Today I present two more things Fanfiction must stop doing.
All Human AU.
Okay, so in this story Harry's living in New York and he's a jazz pianist, and Hermione's his waitress girlfriend who's studying to become a doctor. Draco's Harry's band leader and he's addicted to heroine, and Ron is a gay prostitute who's in love with him.
Just stop it.
You're not writing fanfiction. You're writing an original story with the faces of actors on your characters heads in your imagination.
Go write the original story you have and just pretend that the characters look like Sarah Michelle Gellar and James Marsters. All Human AU or any other AU in which every character is in a completely different set of circumstances in a completely different world is a waste of time - as fanfiction. As an original story I'm all for it, and there are communities for amateur fiction on the web that would happily give you feedback for such a story.
If it makes you happy you can even write the story using all those names and then just do a Find>Replace with original names afterwards. I guarantee no one will notice you were basing the characters off of whatever fandom you were writing it.
The only time this is acceptable is when you're writing an all-human AU as the mysterious prologue to a story. Our heroes have no powers and they don't know who they are: what sinister force could have accomplished this? DUN DUN DUN!
That's fine. Anything else is not fanfiction, and I don't care how many rave reviews you got, it's stupid as hell and you need to suck up the courage to just post that as an original story.
Crossover for the hell of it.
Xander vs Dracula, anyone? Yes I've got my own dark crossover mark, but I still never came close to the psychosis that exists out there. Obscure anime crossovers in particular make me sick to my stomach, mostly for the reasons I will now outline.
Let's say you're going to write a crossover and you're going to fill it with every obscure universe that pops into your head: YOU HAVE TO EXPLAIN THOSE UNIVERSES. I DON'T WATCH EVERY GODDAMN TV SHOW UNDER THE SUN AND I HAVE NOT SEEN EVERY MOVIE IN THE WORLD A THOUSAND TIMES TO THE POINT WHERE I REMEMBER SOME OBSCURE CHARACTER'S NAME AND CAN RECOGNIZE IT AT ONCE.
Whatever your "base" fandom is for that story, you can assume you have a gimme when it comes to explaining that, but for everything else you need to give at least a modicum of explanation.

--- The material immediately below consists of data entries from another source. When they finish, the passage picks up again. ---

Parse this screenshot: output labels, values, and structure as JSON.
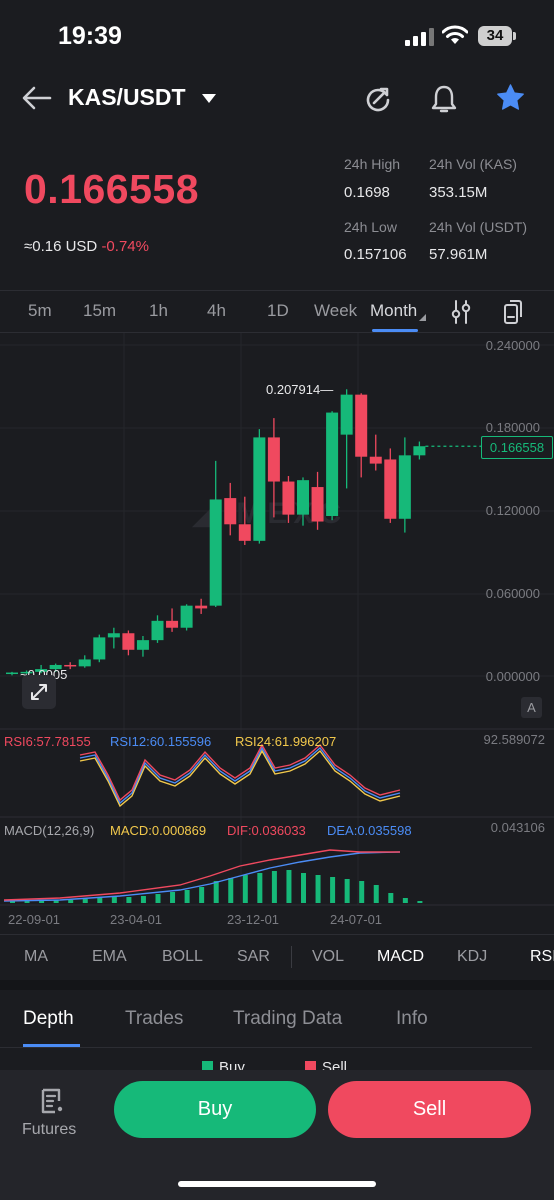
{
  "status_bar": {
    "time": "19:39",
    "battery": "34"
  },
  "header": {
    "pair": "KAS/USDT"
  },
  "ticker": {
    "last_price": "0.166558",
    "usd_approx": "≈0.16 USD",
    "change_pct": "-0.74%",
    "high_label": "24h High",
    "high_value": "0.1698",
    "vol_kas_label": "24h Vol (KAS)",
    "vol_kas_value": "353.15M",
    "low_label": "24h Low",
    "low_value": "0.157106",
    "vol_usdt_label": "24h Vol (USDT)",
    "vol_usdt_value": "57.961M"
  },
  "timeframes": [
    "5m",
    "15m",
    "1h",
    "4h",
    "1D",
    "Week",
    "Month"
  ],
  "active_timeframe": "Month",
  "price_axis": [
    "0.240000",
    "0.180000",
    "0.120000",
    "0.060000",
    "0.000000"
  ],
  "last_price_tag": "0.166558",
  "high_marker": "0.207914",
  "low_marker": "0.0005",
  "auto_button": "A",
  "rsi": {
    "rsi6": "RSI6:57.78155",
    "rsi12": "RSI12:60.155596",
    "rsi24": "RSI24:61.996207",
    "axis_max": "92.589072"
  },
  "macd": {
    "label": "MACD(12,26,9)",
    "macd": "MACD:0.000869",
    "dif": "DIF:0.036033",
    "dea": "DEA:0.035598",
    "axis_max": "0.043106"
  },
  "time_axis": [
    "22-09-01",
    "23-04-01",
    "23-12-01",
    "24-07-01"
  ],
  "indicator_tabs": [
    "MA",
    "EMA",
    "BOLL",
    "SAR",
    "VOL",
    "MACD",
    "KDJ",
    "RSI"
  ],
  "active_indicator": "MACD",
  "bottom_tabs": [
    "Depth",
    "Trades",
    "Trading Data",
    "Info"
  ],
  "active_bottom_tab": "Depth",
  "depth_legend": {
    "buy": "Buy",
    "sell": "Sell"
  },
  "footer": {
    "futures_label": "Futures",
    "buy_label": "Buy",
    "sell_label": "Sell"
  },
  "colors": {
    "up": "#16b979",
    "down": "#f0495f",
    "accent": "#4b8cf5",
    "background": "#1b1c20"
  },
  "chart_data": {
    "type": "candlestick",
    "interval": "Month",
    "candles": [
      {
        "t": "2022-09",
        "o": 0.002,
        "h": 0.003,
        "l": 0.0005,
        "c": 0.0025
      },
      {
        "t": "2022-10",
        "o": 0.0025,
        "h": 0.004,
        "l": 0.0015,
        "c": 0.003
      },
      {
        "t": "2022-11",
        "o": 0.003,
        "h": 0.008,
        "l": 0.002,
        "c": 0.005
      },
      {
        "t": "2022-12",
        "o": 0.005,
        "h": 0.009,
        "l": 0.003,
        "c": 0.008
      },
      {
        "t": "2023-01",
        "o": 0.008,
        "h": 0.01,
        "l": 0.005,
        "c": 0.007
      },
      {
        "t": "2023-02",
        "o": 0.007,
        "h": 0.015,
        "l": 0.006,
        "c": 0.012
      },
      {
        "t": "2023-03",
        "o": 0.012,
        "h": 0.03,
        "l": 0.01,
        "c": 0.028
      },
      {
        "t": "2023-04",
        "o": 0.028,
        "h": 0.035,
        "l": 0.02,
        "c": 0.031
      },
      {
        "t": "2023-05",
        "o": 0.031,
        "h": 0.033,
        "l": 0.015,
        "c": 0.019
      },
      {
        "t": "2023-06",
        "o": 0.019,
        "h": 0.029,
        "l": 0.014,
        "c": 0.026
      },
      {
        "t": "2023-07",
        "o": 0.026,
        "h": 0.044,
        "l": 0.024,
        "c": 0.04
      },
      {
        "t": "2023-08",
        "o": 0.04,
        "h": 0.049,
        "l": 0.032,
        "c": 0.035
      },
      {
        "t": "2023-09",
        "o": 0.035,
        "h": 0.052,
        "l": 0.033,
        "c": 0.051
      },
      {
        "t": "2023-10",
        "o": 0.051,
        "h": 0.056,
        "l": 0.045,
        "c": 0.049
      },
      {
        "t": "2023-11",
        "o": 0.051,
        "h": 0.156,
        "l": 0.05,
        "c": 0.128
      },
      {
        "t": "2023-12",
        "o": 0.129,
        "h": 0.14,
        "l": 0.102,
        "c": 0.11
      },
      {
        "t": "2024-01",
        "o": 0.11,
        "h": 0.13,
        "l": 0.095,
        "c": 0.098
      },
      {
        "t": "2024-02",
        "o": 0.098,
        "h": 0.179,
        "l": 0.096,
        "c": 0.173
      },
      {
        "t": "2024-03",
        "o": 0.173,
        "h": 0.187,
        "l": 0.115,
        "c": 0.141
      },
      {
        "t": "2024-04",
        "o": 0.141,
        "h": 0.145,
        "l": 0.111,
        "c": 0.117
      },
      {
        "t": "2024-05",
        "o": 0.117,
        "h": 0.144,
        "l": 0.109,
        "c": 0.142
      },
      {
        "t": "2024-06",
        "o": 0.137,
        "h": 0.148,
        "l": 0.106,
        "c": 0.112
      },
      {
        "t": "2024-07",
        "o": 0.116,
        "h": 0.192,
        "l": 0.113,
        "c": 0.191
      },
      {
        "t": "2024-08",
        "o": 0.175,
        "h": 0.2079,
        "l": 0.136,
        "c": 0.204
      },
      {
        "t": "2024-09",
        "o": 0.204,
        "h": 0.205,
        "l": 0.144,
        "c": 0.159
      },
      {
        "t": "2024-10",
        "o": 0.159,
        "h": 0.175,
        "l": 0.149,
        "c": 0.154
      },
      {
        "t": "2024-11",
        "o": 0.157,
        "h": 0.165,
        "l": 0.111,
        "c": 0.114
      },
      {
        "t": "2024-12",
        "o": 0.114,
        "h": 0.173,
        "l": 0.104,
        "c": 0.16
      },
      {
        "t": "2025-01",
        "o": 0.16,
        "h": 0.17,
        "l": 0.157,
        "c": 0.1666
      }
    ],
    "ylim": [
      0,
      0.24
    ]
  }
}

When you write a crossover you need to be explaining the basics of the crossed-over universe to people who've never read it. You have a gimme with the main universe, but the other one needs explanation. When your Super-Animefied-Xander uses the BlahBlahBlah technique on the bad guy, I have no clue what the hell that is. You have to explain it to me and you actually have to show me who these other characters are.
"But M. McGregor," you say, flailing your arms wildly in muppet-like fashion. "The reason I'm reading this crossover is because I already know the world it's crossed over with!"

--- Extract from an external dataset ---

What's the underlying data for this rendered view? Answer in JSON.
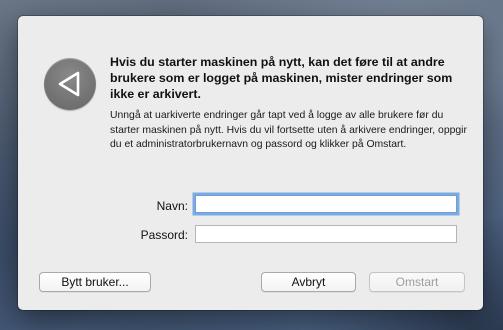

Two points: First, if it's a mega-crossover, no you don't, because I cannot imagine that the majority of readers have ever read, watched, played, or otherwise experienced the exact same combination of things that the author does in their crossorgy. The implication in any story with more than three crossovers to it must be that the readers will likely not have read every bit of source material, and even when they have they might not remember it.
Second: When it's an obscure anime crossover from a show that only exists in Japan that eleven people have seen, then yes, you have to explain it. Otherwise you're just being an asshole.

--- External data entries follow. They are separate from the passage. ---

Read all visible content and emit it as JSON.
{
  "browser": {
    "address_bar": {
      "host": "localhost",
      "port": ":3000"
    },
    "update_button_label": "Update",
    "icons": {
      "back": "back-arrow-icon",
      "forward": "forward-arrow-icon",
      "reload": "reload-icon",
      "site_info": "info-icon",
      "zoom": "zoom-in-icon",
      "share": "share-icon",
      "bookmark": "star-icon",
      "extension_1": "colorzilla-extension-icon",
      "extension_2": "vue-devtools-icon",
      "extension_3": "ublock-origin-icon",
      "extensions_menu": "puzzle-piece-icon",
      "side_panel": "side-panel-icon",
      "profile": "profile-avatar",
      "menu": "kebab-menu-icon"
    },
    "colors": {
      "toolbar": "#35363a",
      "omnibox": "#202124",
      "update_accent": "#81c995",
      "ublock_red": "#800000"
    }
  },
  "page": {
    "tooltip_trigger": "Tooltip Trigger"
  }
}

There are people who'll disagree with that. The biggest crutch of all in fanfiction is that 99% of the time you don't have to develop a character for the reader. It's already there for you to take. When you're doing a crossover though, that no longer counts. I don't know who this new character is or why the hell they have a talking miniature rhinoceros that floats beside them and seems to love cheese, and I sure as hell don't get the references you keep making to it.
Crossovers are an easy way to get people squealing with delight. You don't tend to have to do much of anything. Just have character X from show Y appear, and readers are dancing around in excitement, apparently. Just remember that if you're trying to write an actual story then you need to explain these people at some point.
Especially if you're going to insist on crossing over with awful shows from the WB's action pack hour or whatever the hell that was. If you have Cleopatra 2525 show up in my Buffy fic, then you've got some 'splainin' to do.